It is common to find predictive keyboards, such as SwiftKey, on most modern mobile devices nowadays. The goal of the project is to develop an algorithm for the purpose of next-word prediction. The algorithm should find a good balance between three aspects: memory efficiency, speed and accuracy.
In order to train the algorithm, a corpora consisting of text taken from blogs, news feeds and Twitter was used. While the corpora came in 4 different languages, this report will only examine the features of the English (US) data.
Attempting to read the news text into R is hampered by the presence of unrecognized symbols such as the left arrow (which you may type using Alt + 26). Instances of the symbol were manually removed outside of R in order to allow the full dataset to be utilized.
There were warning messages when reading in the twitter file. However, these are not major errors which prevent subsequent lines from being read into R and are ignored. The warning messages are not displayed for tidiness.
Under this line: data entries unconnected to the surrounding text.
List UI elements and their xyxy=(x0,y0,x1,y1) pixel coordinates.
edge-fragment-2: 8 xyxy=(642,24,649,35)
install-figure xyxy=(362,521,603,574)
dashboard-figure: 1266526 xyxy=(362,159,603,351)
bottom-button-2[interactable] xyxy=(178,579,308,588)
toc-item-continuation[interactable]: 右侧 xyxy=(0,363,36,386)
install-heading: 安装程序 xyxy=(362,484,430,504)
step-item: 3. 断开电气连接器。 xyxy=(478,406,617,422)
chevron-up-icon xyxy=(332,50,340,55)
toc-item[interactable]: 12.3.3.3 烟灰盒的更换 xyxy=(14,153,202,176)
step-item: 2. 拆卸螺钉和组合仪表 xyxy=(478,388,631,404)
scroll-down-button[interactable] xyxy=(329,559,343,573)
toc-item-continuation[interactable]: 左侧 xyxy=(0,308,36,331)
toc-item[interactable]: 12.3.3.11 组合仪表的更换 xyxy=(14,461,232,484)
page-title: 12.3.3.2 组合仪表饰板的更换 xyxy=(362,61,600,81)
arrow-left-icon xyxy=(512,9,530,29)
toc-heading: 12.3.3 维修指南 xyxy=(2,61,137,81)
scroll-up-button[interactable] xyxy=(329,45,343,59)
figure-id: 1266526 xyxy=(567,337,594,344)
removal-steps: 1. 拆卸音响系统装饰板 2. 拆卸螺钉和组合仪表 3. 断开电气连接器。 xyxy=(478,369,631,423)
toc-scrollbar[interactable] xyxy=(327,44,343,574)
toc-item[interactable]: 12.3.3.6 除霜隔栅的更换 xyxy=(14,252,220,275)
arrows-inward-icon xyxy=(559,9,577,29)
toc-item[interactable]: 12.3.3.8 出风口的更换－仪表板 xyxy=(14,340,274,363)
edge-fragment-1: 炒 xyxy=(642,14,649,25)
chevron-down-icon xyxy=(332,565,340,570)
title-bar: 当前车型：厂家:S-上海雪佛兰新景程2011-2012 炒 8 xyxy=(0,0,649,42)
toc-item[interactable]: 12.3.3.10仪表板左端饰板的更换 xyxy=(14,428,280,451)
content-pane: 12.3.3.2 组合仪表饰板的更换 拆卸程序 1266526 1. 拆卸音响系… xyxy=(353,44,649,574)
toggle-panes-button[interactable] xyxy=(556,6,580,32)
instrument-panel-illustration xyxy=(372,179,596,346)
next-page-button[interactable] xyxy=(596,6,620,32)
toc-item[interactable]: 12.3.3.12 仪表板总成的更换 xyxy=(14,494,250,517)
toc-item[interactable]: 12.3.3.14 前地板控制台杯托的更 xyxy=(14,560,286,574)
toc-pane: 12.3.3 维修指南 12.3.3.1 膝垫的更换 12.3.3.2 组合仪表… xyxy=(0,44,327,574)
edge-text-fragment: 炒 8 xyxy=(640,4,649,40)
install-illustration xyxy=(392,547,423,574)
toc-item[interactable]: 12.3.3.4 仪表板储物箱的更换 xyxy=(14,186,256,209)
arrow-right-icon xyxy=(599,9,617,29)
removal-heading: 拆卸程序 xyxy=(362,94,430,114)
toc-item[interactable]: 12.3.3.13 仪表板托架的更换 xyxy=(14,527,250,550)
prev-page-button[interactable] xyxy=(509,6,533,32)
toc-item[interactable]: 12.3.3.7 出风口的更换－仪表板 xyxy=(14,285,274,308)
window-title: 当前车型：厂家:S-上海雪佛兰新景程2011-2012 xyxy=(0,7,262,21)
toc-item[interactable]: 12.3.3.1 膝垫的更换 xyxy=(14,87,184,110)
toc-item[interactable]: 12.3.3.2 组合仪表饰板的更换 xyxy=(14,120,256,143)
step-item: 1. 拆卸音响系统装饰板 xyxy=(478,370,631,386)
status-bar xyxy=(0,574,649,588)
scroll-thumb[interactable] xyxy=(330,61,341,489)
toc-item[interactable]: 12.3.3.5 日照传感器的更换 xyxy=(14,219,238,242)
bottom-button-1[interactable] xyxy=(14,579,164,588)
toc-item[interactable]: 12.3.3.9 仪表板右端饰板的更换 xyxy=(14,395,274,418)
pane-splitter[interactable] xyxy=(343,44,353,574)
blogs <- readLines(paste0(directory, "en_US.blogs.txt"))
news <- readLines(paste0(directory, "en_US.news.txt"))
twitter <- readLines(paste0(directory, "en_US.twitter.txt"))
Each dataset’s size on memory and the number of lines it contains is displayed below.
require(data.table)
datasets <- c("blogs", "news", "twitter")
objSize <- sapply(datasets, function(x) {format(object.size(get(x)), units = "Mb")})
lines <- sapply(datasets, function(x) {length(get(x))})
overview <- data.table("Dataset" = datasets, "Object Size" = objSize, "Lines" = lines)
overview
## Dataset Object Size Lines
## 1: blogs 248.5 Mb 899288
## 2: news 249.6 Mb 1010242
## 3: twitter 301.4 Mb 2360148
The following steps were taken to clean each dataset:
1. Removal characters that are not white spaces, alphabets, digits and punctuations
2. Removal of a list of profanities found here.
3. Removal numbers, punctuations and websites
4. Words converted to lowercase
5. Words are separated by spaces and their frequencies are counted
The data cleaning codes are not displayed here for brevity. Instead, the cleaned datasets are loaded and combined together for exploratory data analysis.
blogs <- readRDS(paste0(directory, "Blogs Unigrams.RData"))
news <- readRDS(paste0(directory, "News Unigrams.RData"))
twitter <- readRDS(paste0(directory, "Twitter Unigrams.RData"))
data <- rbindlist(list(blogs, news, twitter))
data <- data[, list("Count" = sum(Count)), by = Word]
A brief summary of the cleaned dataset is shown below.
summary(data)
## Word Count
## Length:577831 Min. : 1
## Class :character 1st Qu.: 1
## Mode :character Median : 1
## Mean : 174
## 3rd Qu.: 4
## Max. :4759890
Having cleaned the data, word clouds are used to visualize the most frequent terms in the entire dataset. Histograms are impractical to use here as there is a total of 577831 unique words in the cleaned dataset.
require(wordcloud)
palette <- brewer.pal(9, "Set1")
wordcloud(data[["Word"]], data[["Count"]], scale=c(10, .5), min.freq = 2, max.words = 1000,
random.order = F, random.color = F, colors = palette)
The word cloud is dominated by stop words. A list of stop words are removed and the word cloud is generated again.
stopWords <- readLines(paste0(directory, "Stop Word List.txt"))
require(data.table)
setkey(data, "Word")
dataWithoutStopWords <- data[!.(stopWords)]
setkey(data, "Count")
wordcloud(dataWithoutStopWords[["Word"]],
dataWithoutStopWords[["Count"]], scale=c(4, .5), min.freq = 2, max.words = 500,
random.order = F, random.color = F, colors = palette)
The word clouds shown are really just the word clouds of uni-grams, with the word frequencies corresponding to their probabilities. However, using uni-grams alone will generate a next-word prediction model that is highly ineffective: it will always predict the most frequent word.
The intention is to incorporate high order n-grams (bi-grams, tri-grams) in future development to achieve better next-word predictions. However, doing so will result in many n-grams being unobserved in the training data. This will require more advanced statistical methods, such as modified Kneser-Ney smoothing, to deal with this issue.
The corpora was cleaned and read into R to generate a word cloud for uni-grams. However, relying on uni-grams alone for next-word prediction is highly ineffective. For future development, high order n-grams and more advanced statistical methods will be incorporated to improve the prediction algorithm. It remains to be seen what the optimal order of n-gram should be and whether the training data should be further augmented with additional corpora.